In the Figs. 5a and b, the euclidean length of the deviation between the ground truth and the estimated motions of two used PhCs is shown. Figure 5c shows the \(1\sigma \)-area covered by the covariance ellipse of the PhC result.

We have evaluated our work on two different datasets. The performance of our enhanced PhC clearly outperforms the OpenCV one. We achieve good estimates of motion distributions if the moving objects possess enough structure and cover a significant part of the patch. As already stated, the purpose of our approach is not to compute a dense optical flow field, but to estimate the dominant motions and their uncertainties. The particular advantage of our approach is that we achieve with very moderate computational effort reliable information about the distribution of the optical flow vectors within a patch - including the case of multiple motions. The runtime of our PhC is roughly 1 ms for a \( 256 \times 256\) pixel patch without any use of multithreading and GPU support on a common PC.

4 Summary and Conclusion

We have shown that the classical PhC method can be made significantly more robust against different sources of malfunction. This has been achieved by a systematic analysis of the effects of noise and the conditioning of the input data (texture, similarity). Obviously, the spatial precision of the method can be extended into the subpixel range by using existing schemes for providing subpixel resolution to phase correlation [1113]. This, however, is independent from the method improvements presented here.
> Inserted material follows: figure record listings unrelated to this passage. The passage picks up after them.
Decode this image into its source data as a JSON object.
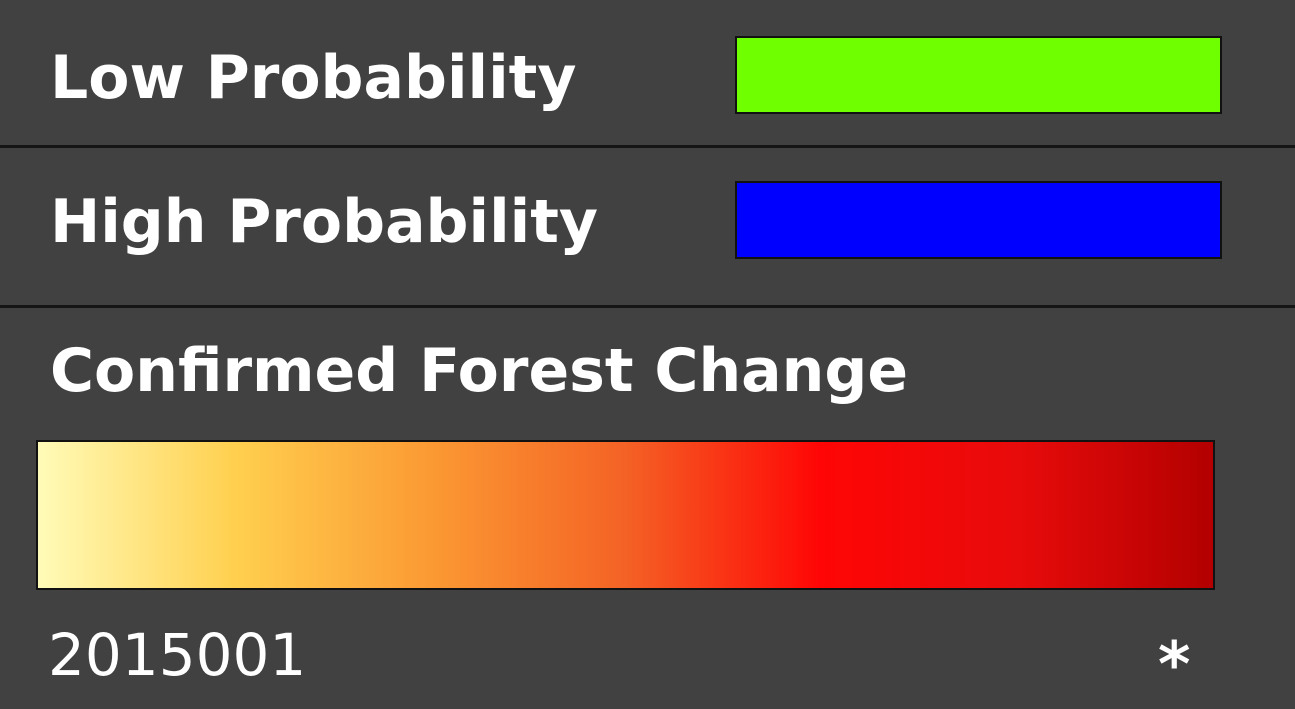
{
  "legend": {
    "low_probability": {
      "label": "Low Probability",
      "color": "#6fff00"
    },
    "high_probability": {
      "label": "High Probability",
      "color": "#0000ff"
    },
    "confirmed_change": {
      "label": "Confirmed Forest Change",
      "ramp_colors": [
        "#fffbb8",
        "#ffd04f",
        "#fb9a33",
        "#f46225",
        "#ff0505",
        "#e80b0b",
        "#b30000"
      ],
      "start_label": "2015001",
      "end_label": "*"
    }
  }
}
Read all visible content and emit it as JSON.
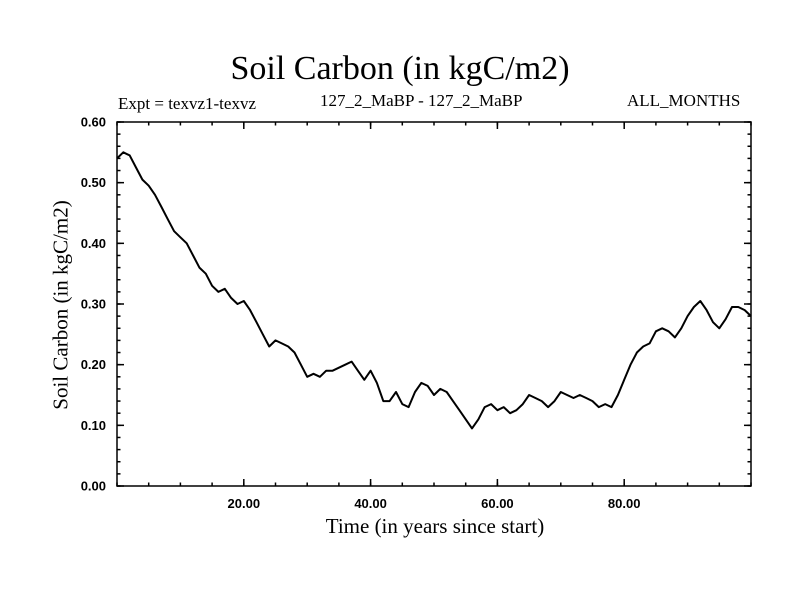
{
  "chart_data": {
    "type": "line",
    "title": "Soil Carbon (in kgC/m2)",
    "subtitle_left": "Expt = texvz1-texvz",
    "subtitle_center": "127_2_MaBP - 127_2_MaBP",
    "subtitle_right": "ALL_MONTHS",
    "xlabel": "Time (in years since start)",
    "ylabel": "Soil Carbon (in kgC/m2)",
    "xlim": [
      0,
      100
    ],
    "ylim": [
      0,
      0.6
    ],
    "x_ticks": [
      20,
      40,
      60,
      80
    ],
    "x_tick_labels": [
      "20.00",
      "40.00",
      "60.00",
      "80.00"
    ],
    "y_ticks": [
      0,
      0.1,
      0.2,
      0.3,
      0.4,
      0.5,
      0.6
    ],
    "y_tick_labels": [
      "0.00",
      "0.10",
      "0.20",
      "0.30",
      "0.40",
      "0.50",
      "0.60"
    ],
    "grid": false,
    "series": [
      {
        "name": "Soil Carbon",
        "color": "#000000",
        "x": [
          0,
          1,
          2,
          3,
          4,
          5,
          6,
          7,
          8,
          9,
          10,
          11,
          12,
          13,
          14,
          15,
          16,
          17,
          18,
          19,
          20,
          21,
          22,
          23,
          24,
          25,
          26,
          27,
          28,
          29,
          30,
          31,
          32,
          33,
          34,
          35,
          36,
          37,
          38,
          39,
          40,
          41,
          42,
          43,
          44,
          45,
          46,
          47,
          48,
          49,
          50,
          51,
          52,
          53,
          54,
          55,
          56,
          57,
          58,
          59,
          60,
          61,
          62,
          63,
          64,
          65,
          66,
          67,
          68,
          69,
          70,
          71,
          72,
          73,
          74,
          75,
          76,
          77,
          78,
          79,
          80,
          81,
          82,
          83,
          84,
          85,
          86,
          87,
          88,
          89,
          90,
          91,
          92,
          93,
          94,
          95,
          96,
          97,
          98,
          99,
          100
        ],
        "y": [
          0.54,
          0.55,
          0.545,
          0.525,
          0.505,
          0.495,
          0.48,
          0.46,
          0.44,
          0.42,
          0.41,
          0.4,
          0.38,
          0.36,
          0.35,
          0.33,
          0.32,
          0.325,
          0.31,
          0.3,
          0.305,
          0.29,
          0.27,
          0.25,
          0.23,
          0.24,
          0.235,
          0.23,
          0.22,
          0.2,
          0.18,
          0.185,
          0.18,
          0.19,
          0.19,
          0.195,
          0.2,
          0.205,
          0.19,
          0.175,
          0.19,
          0.17,
          0.14,
          0.14,
          0.155,
          0.135,
          0.13,
          0.155,
          0.17,
          0.165,
          0.15,
          0.16,
          0.155,
          0.14,
          0.125,
          0.11,
          0.095,
          0.11,
          0.13,
          0.135,
          0.125,
          0.13,
          0.12,
          0.125,
          0.135,
          0.15,
          0.145,
          0.14,
          0.13,
          0.14,
          0.155,
          0.15,
          0.145,
          0.15,
          0.145,
          0.14,
          0.13,
          0.135,
          0.13,
          0.15,
          0.175,
          0.2,
          0.22,
          0.23,
          0.235,
          0.255,
          0.26,
          0.255,
          0.245,
          0.26,
          0.28,
          0.295,
          0.305,
          0.29,
          0.27,
          0.26,
          0.275,
          0.295,
          0.295,
          0.29,
          0.28
        ]
      }
    ]
  }
}
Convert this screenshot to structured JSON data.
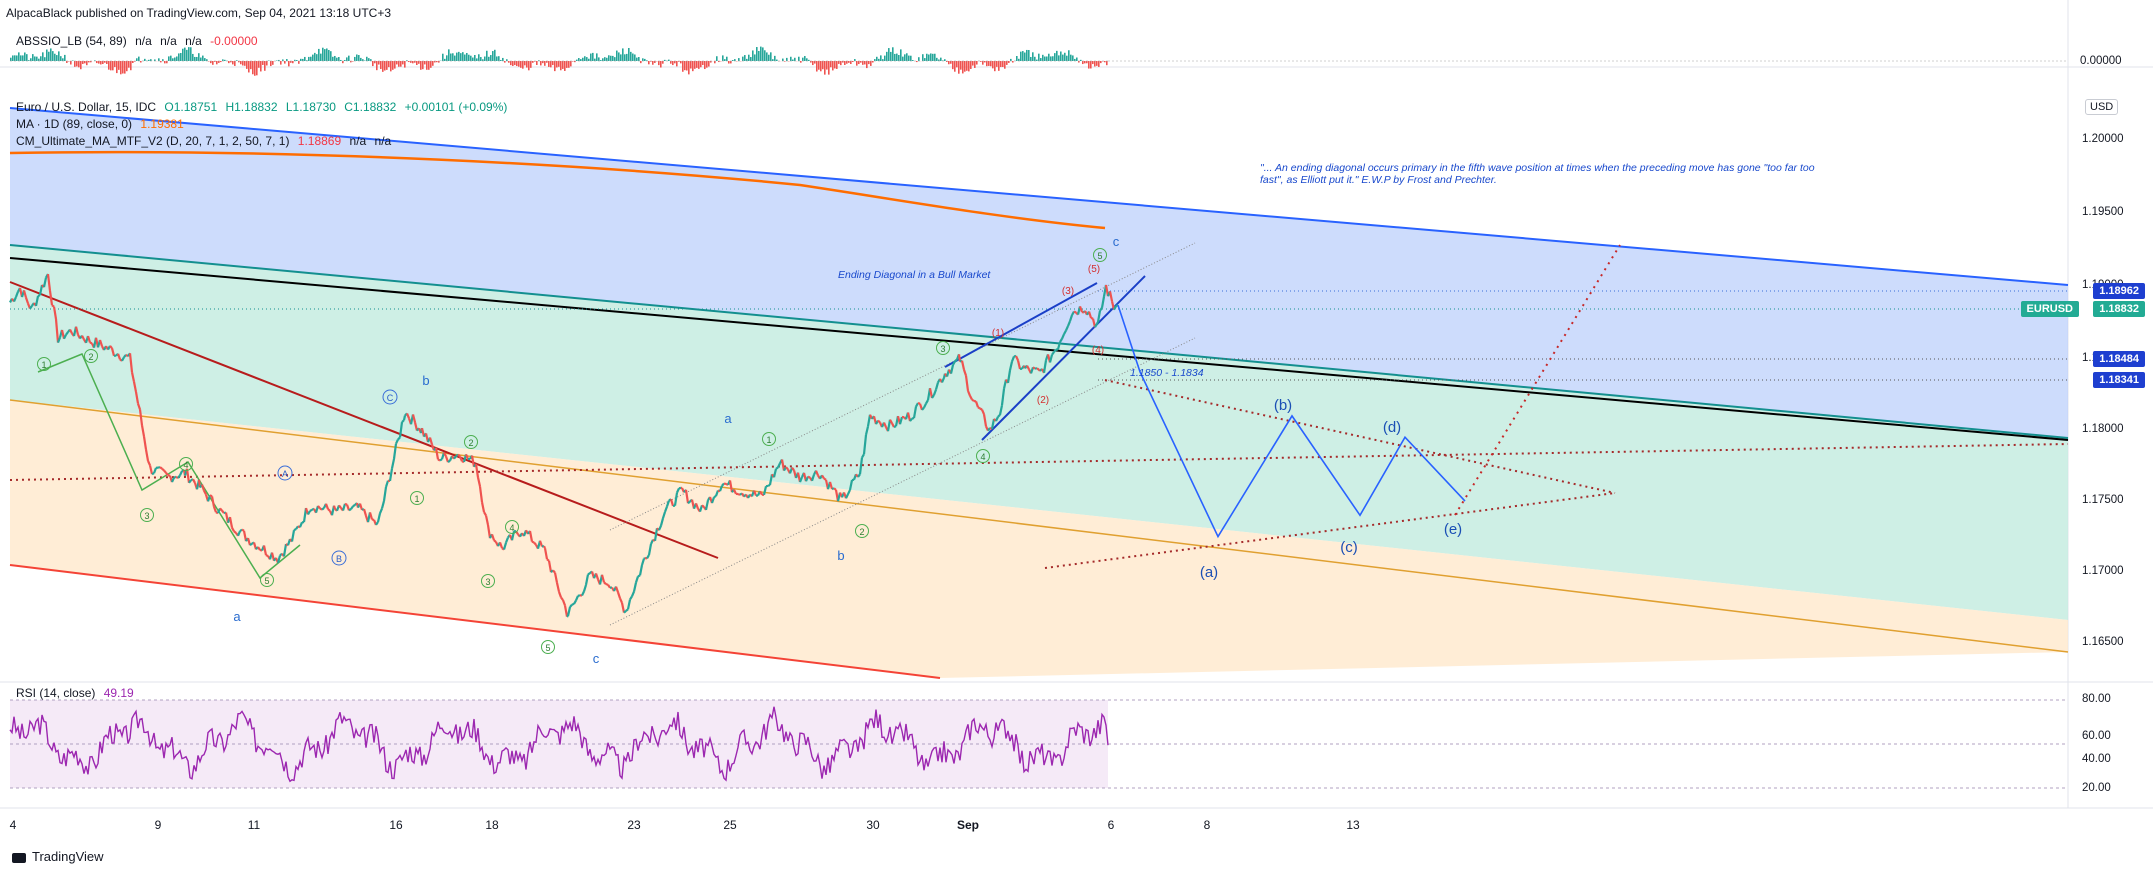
{
  "header": {
    "published": "AlpacaBlack published on TradingView.com, Sep 04, 2021 13:18 UTC+3"
  },
  "indicator_top": {
    "name": "ABSSIO_LB (54, 89)",
    "v1": "n/a",
    "v2": "n/a",
    "v3": "n/a",
    "v4": "-0.00000",
    "scale_label": "0.00000"
  },
  "main_legend": {
    "symbol": "Euro / U.S. Dollar, 15, IDC",
    "o": "O1.18751",
    "h": "H1.18832",
    "l": "L1.18730",
    "c": "C1.18832",
    "chg": "+0.00101 (+0.09%)",
    "ma_label": "MA · 1D (89, close, 0)",
    "ma_value": "1.19381",
    "cm_label": "CM_Ultimate_MA_MTF_V2 (D, 20, 7, 1, 2, 50, 7, 1)",
    "cm_value": "1.18869",
    "cm_na1": "n/a",
    "cm_na2": "n/a"
  },
  "currency": "USD",
  "price_axis": [
    "1.20000",
    "1.19500",
    "1.19000",
    "1.18500",
    "1.18000",
    "1.17500",
    "1.17000",
    "1.16500"
  ],
  "price_tags": {
    "high": "1.18962",
    "symbol": "EURUSD",
    "last": "1.18832",
    "lvl1": "1.18484",
    "lvl2": "1.18341"
  },
  "quote_text": "\"... An ending diagonal occurs primary in the fifth wave position at times when the preceding move has gone \"too far too fast\", as Elliott put it.\" E.W.P by Frost and Prechter.",
  "annotations": {
    "ending_diagonal": "Ending Diagonal in a Bull Market",
    "zone": "1.1850 - 1.1834"
  },
  "rsi": {
    "label": "RSI (14, close)",
    "value": "49.19",
    "axis": [
      "80.00",
      "60.00",
      "40.00",
      "20.00"
    ]
  },
  "time_axis": [
    "4",
    "9",
    "11",
    "16",
    "18",
    "23",
    "25",
    "30",
    "Sep",
    "6",
    "8",
    "13"
  ],
  "wave_labels": {
    "l1": "1",
    "l2": "2",
    "l3": "3",
    "l4": "4",
    "l5": "5",
    "a": "a",
    "b": "b",
    "c": "c",
    "A": "A",
    "B": "B",
    "C": "C",
    "p1": "(1)",
    "p2": "(2)",
    "p3": "(3)",
    "p4": "(4)",
    "p5": "(5)",
    "pa": "(a)",
    "pb": "(b)",
    "pc": "(c)",
    "pd": "(d)",
    "pe": "(e)"
  },
  "brand": "TradingView",
  "chart_data": {
    "type": "line",
    "symbol": "EURUSD",
    "timeframe": "15",
    "y_axis_range": [
      1.163,
      1.2025
    ],
    "y_ticks": [
      1.2,
      1.195,
      1.19,
      1.185,
      1.18,
      1.175,
      1.17,
      1.165
    ],
    "x_ticks": [
      "4",
      "9",
      "11",
      "16",
      "18",
      "23",
      "25",
      "30",
      "Sep",
      "6",
      "8",
      "13"
    ],
    "price_path": [
      [
        0,
        1.1885
      ],
      [
        10,
        1.1895
      ],
      [
        22,
        1.188
      ],
      [
        38,
        1.1905
      ],
      [
        48,
        1.186
      ],
      [
        62,
        1.1865
      ],
      [
        80,
        1.1858
      ],
      [
        100,
        1.1852
      ],
      [
        120,
        1.1845
      ],
      [
        140,
        1.1768
      ],
      [
        158,
        1.1762
      ],
      [
        175,
        1.1765
      ],
      [
        190,
        1.1755
      ],
      [
        210,
        1.1738
      ],
      [
        232,
        1.1722
      ],
      [
        252,
        1.1712
      ],
      [
        268,
        1.1705
      ],
      [
        282,
        1.1718
      ],
      [
        300,
        1.1742
      ],
      [
        325,
        1.1738
      ],
      [
        348,
        1.174
      ],
      [
        368,
        1.1728
      ],
      [
        384,
        1.1775
      ],
      [
        395,
        1.1808
      ],
      [
        412,
        1.1795
      ],
      [
        430,
        1.1775
      ],
      [
        450,
        1.1778
      ],
      [
        466,
        1.1772
      ],
      [
        478,
        1.1725
      ],
      [
        492,
        1.1712
      ],
      [
        512,
        1.1725
      ],
      [
        535,
        1.171
      ],
      [
        558,
        1.1665
      ],
      [
        580,
        1.1692
      ],
      [
        600,
        1.1688
      ],
      [
        616,
        1.1668
      ],
      [
        635,
        1.1705
      ],
      [
        655,
        1.1738
      ],
      [
        672,
        1.1752
      ],
      [
        692,
        1.1738
      ],
      [
        712,
        1.1758
      ],
      [
        732,
        1.1752
      ],
      [
        752,
        1.1748
      ],
      [
        770,
        1.1772
      ],
      [
        790,
        1.1762
      ],
      [
        810,
        1.1765
      ],
      [
        832,
        1.1745
      ],
      [
        850,
        1.1765
      ],
      [
        860,
        1.1805
      ],
      [
        880,
        1.1798
      ],
      [
        900,
        1.1805
      ],
      [
        918,
        1.1818
      ],
      [
        935,
        1.1835
      ],
      [
        950,
        1.1845
      ],
      [
        962,
        1.1818
      ],
      [
        980,
        1.1795
      ],
      [
        990,
        1.1808
      ],
      [
        1002,
        1.1845
      ],
      [
        1015,
        1.1838
      ],
      [
        1030,
        1.1835
      ],
      [
        1048,
        1.1855
      ],
      [
        1062,
        1.1878
      ],
      [
        1075,
        1.1882
      ],
      [
        1088,
        1.1868
      ],
      [
        1096,
        1.1896
      ],
      [
        1104,
        1.1882
      ],
      [
        1108,
        1.1883
      ]
    ],
    "price_path_x_note": "",
    "projection": [
      [
        1108,
        1.1883
      ],
      [
        1130,
        1.1836
      ],
      [
        1208,
        1.172
      ],
      [
        1282,
        1.1805
      ],
      [
        1350,
        1.1735
      ],
      [
        1395,
        1.179
      ],
      [
        1455,
        1.1745
      ]
    ],
    "projection_labels": [
      "(a)",
      "(b)",
      "(c)",
      "(d)",
      "(e)"
    ],
    "levels": [
      1.18962,
      1.18832,
      1.18484,
      1.18341
    ],
    "ma_1d": 1.19381,
    "cm_ma": 1.18869,
    "rsi": {
      "period": 14,
      "last": 49.19,
      "ylim": [
        0,
        100
      ],
      "bands": [
        80,
        50,
        20
      ]
    }
  }
}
We refrained from using any of these schemes in order to present the effects of our modifications in ‘clean room conditions’, unaffected by other modifications. We emphasize that the standard PhC is a good motion estimator for patches with a homogeneous translational motion field, whereas our extended PhC provides distributions for multiple motions in a patch which can be used for local methods that need a good initialization.